LE BUREAU DES LÉGENDES SAISON 5
Marquant l’adieu d’Éric Rochant à sa série d’espionnage, la cinquième saison du « BDL » s’appuie sur une paranoïa généralisée pour magnifier son esthétique du secret et dévoiler une fiévreuse émotion.
La longévité d’une série peut devenir sa meilleure alliée autant que sa pire ennemie. Entre le risque de tourner en rond et la possibilité de déployer à l’inverse une profonde beauté au fil du temps, le poids des années constitue une donnée essentielle du genre. Le Bureau des légendes, démarrée en 2015 et vite célébrée comme un modèle de réussite française, rentre ainsi avec sa cinquième saison dans une zone artistiquement décisive. La quatrième saison, qui semblait vouloir régler le sort de Malotru (Mathieu Kassovitz) à travers une fin ouverte, prenait en effet déjà des airs de conclusion sérielle et évoquait la fin des Soprano. Pour justifier de son existence et de son intérêt, cette saison 5 se devait de livrer d’emblée un stimulant point de vue sur le département secret de la DGSE que l’on croyait pourtant connaître par coeur. Travaillant à créer des sensations encore inexplorées, la série d’Éric Rochant s’assume définitivement comme un ample portrait collectif disséquant les blessures visibles et invisibles qui dévastent intérieurement les agents du renseignement.
Si la saison 4 pouvait évoquer The Shield par sa description d’intenses luttes de pouvoir entre JJA (Mathieu Amalric) et MarieJeanne (Florence Loiret- Caille), c’est plus que jamais à The Wire que l’on pense ici. Pas seulement parce que la question journalistique – au centre de la cinquième saison du chef-d’oeuvre de David Simon – s’invite parmi les thématiques centrales, mais aussi parce qu’une multiplicité d’angles d’observation rend le déploiement choral des intrigues particulièrement maîtrisé.

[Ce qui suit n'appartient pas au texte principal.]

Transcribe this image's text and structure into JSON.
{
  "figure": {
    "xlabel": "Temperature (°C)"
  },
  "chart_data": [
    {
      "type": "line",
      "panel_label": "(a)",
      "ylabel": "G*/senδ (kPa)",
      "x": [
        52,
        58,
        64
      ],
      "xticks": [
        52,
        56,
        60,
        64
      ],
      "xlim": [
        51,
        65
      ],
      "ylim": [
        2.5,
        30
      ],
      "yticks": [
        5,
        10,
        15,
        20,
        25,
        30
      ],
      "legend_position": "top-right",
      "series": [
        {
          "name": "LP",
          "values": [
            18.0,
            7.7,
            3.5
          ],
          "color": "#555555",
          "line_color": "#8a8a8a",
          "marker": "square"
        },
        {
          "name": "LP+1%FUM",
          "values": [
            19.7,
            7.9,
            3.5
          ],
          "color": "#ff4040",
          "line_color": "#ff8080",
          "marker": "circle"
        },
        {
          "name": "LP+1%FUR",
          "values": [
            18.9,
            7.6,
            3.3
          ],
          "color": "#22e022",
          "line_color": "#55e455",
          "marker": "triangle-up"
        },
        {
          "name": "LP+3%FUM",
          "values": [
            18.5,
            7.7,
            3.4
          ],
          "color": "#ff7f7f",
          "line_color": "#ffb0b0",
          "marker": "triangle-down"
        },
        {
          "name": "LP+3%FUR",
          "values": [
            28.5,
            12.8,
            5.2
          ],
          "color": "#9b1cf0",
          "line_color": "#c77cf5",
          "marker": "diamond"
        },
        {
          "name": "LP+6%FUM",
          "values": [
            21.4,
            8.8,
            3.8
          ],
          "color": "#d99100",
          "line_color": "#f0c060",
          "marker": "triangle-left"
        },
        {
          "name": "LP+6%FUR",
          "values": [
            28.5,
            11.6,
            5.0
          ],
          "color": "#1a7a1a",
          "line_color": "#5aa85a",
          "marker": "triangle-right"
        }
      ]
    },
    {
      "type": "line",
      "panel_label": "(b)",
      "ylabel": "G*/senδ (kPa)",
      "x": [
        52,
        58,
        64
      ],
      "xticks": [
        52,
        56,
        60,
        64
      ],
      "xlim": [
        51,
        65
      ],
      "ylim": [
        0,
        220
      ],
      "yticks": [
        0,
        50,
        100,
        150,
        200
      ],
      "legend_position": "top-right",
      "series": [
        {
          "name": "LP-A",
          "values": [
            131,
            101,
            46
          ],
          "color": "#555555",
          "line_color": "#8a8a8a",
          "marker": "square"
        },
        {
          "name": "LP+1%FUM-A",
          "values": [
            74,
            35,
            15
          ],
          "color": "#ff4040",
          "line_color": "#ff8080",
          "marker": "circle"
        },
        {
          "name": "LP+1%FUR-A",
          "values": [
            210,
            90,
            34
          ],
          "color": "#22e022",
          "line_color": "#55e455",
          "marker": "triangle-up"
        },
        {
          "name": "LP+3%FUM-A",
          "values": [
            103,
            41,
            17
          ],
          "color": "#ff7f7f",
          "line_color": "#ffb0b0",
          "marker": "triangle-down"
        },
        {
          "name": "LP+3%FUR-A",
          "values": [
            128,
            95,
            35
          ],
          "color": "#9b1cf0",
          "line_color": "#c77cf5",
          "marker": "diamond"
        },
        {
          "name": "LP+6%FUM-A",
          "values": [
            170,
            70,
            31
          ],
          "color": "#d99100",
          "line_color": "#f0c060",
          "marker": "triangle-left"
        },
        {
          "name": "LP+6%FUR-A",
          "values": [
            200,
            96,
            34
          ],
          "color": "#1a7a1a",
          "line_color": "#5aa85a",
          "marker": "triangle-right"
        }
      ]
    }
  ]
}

MÉFIANCE OBSÉDANTE. Dans cette nouvelle salve d’épisodes, des révélations publiées dans la presse distillent une paranoïa kafkaïenne qui se répand tel un virus chez les personnages. La méfiance devient obsédante et touche aussi bien le nouveau directeur du Bureau des légendes JJA que le séducteur Sisteron (Jonathan Zaccaï), le hacker César (Stefan Crepon) ou la désormais très dubitative Marina Loiseau (Sara Giraudeau). À l’habituelle pertinence géopolitique de la série – la peinture de l’Égypte contemporaine se révèle passionnante, tout comme les conflits qui entourent l’Arabie saoudite ou la façon dont les services russes orchestrent des opérations de déstabilisation internationale – s’ajoute une brillante exploration de terrains sensoriels et esthétiques inédits. La mise en scène propose notamment des séquences de sexe qui filment au plus près les tourments corporels des protagonistes et permettent de s’infiltrer davantage dans leur vertige identitaire.
UNIVERS LABYRINTHIQUE. Cette saison, qui est celle des adieux d’Éric Rochant à sa création (qui a aussi laissé pour les deux derniers épisodes sa place de showrunner à Jacques Audiard, chargé d’écrire et de réaliser le grand final), raconte donc l’histoire d’un passage de témoin et montre comment la fréquentation d’un espace commun – initialement celui des services secrets – finit par renvoyer chaque individu à ses propres gouffres intimes. Les lieux de l’action, que ce soit la Jordanie, le Cambodge, Moscou ou Paris, se colorent d’angoisses et d’émotions fascinantes, et Le Bureau des légendes affiche une telle confiance en son univers labyrinthique que l’apparition de nouvelles figures (comme le ténébreux Mille Sabords joué par Louis Garrel) s’intègre parfaitement aux problématiques d’ensemble. Les femmes et les hommes ayant parcouru la série auront ainsi jusqu’au bout été hantés par les questions de l’appartenance et du destin. À qui obéit-on réellement ? Au service de quoi agit-on ? Et qu’attendons-nous du monde ? Fort de ces interrogations universelles, le nid d’espions se sera magistralement transformé au fil des saisons en flamboyant dédale romantique.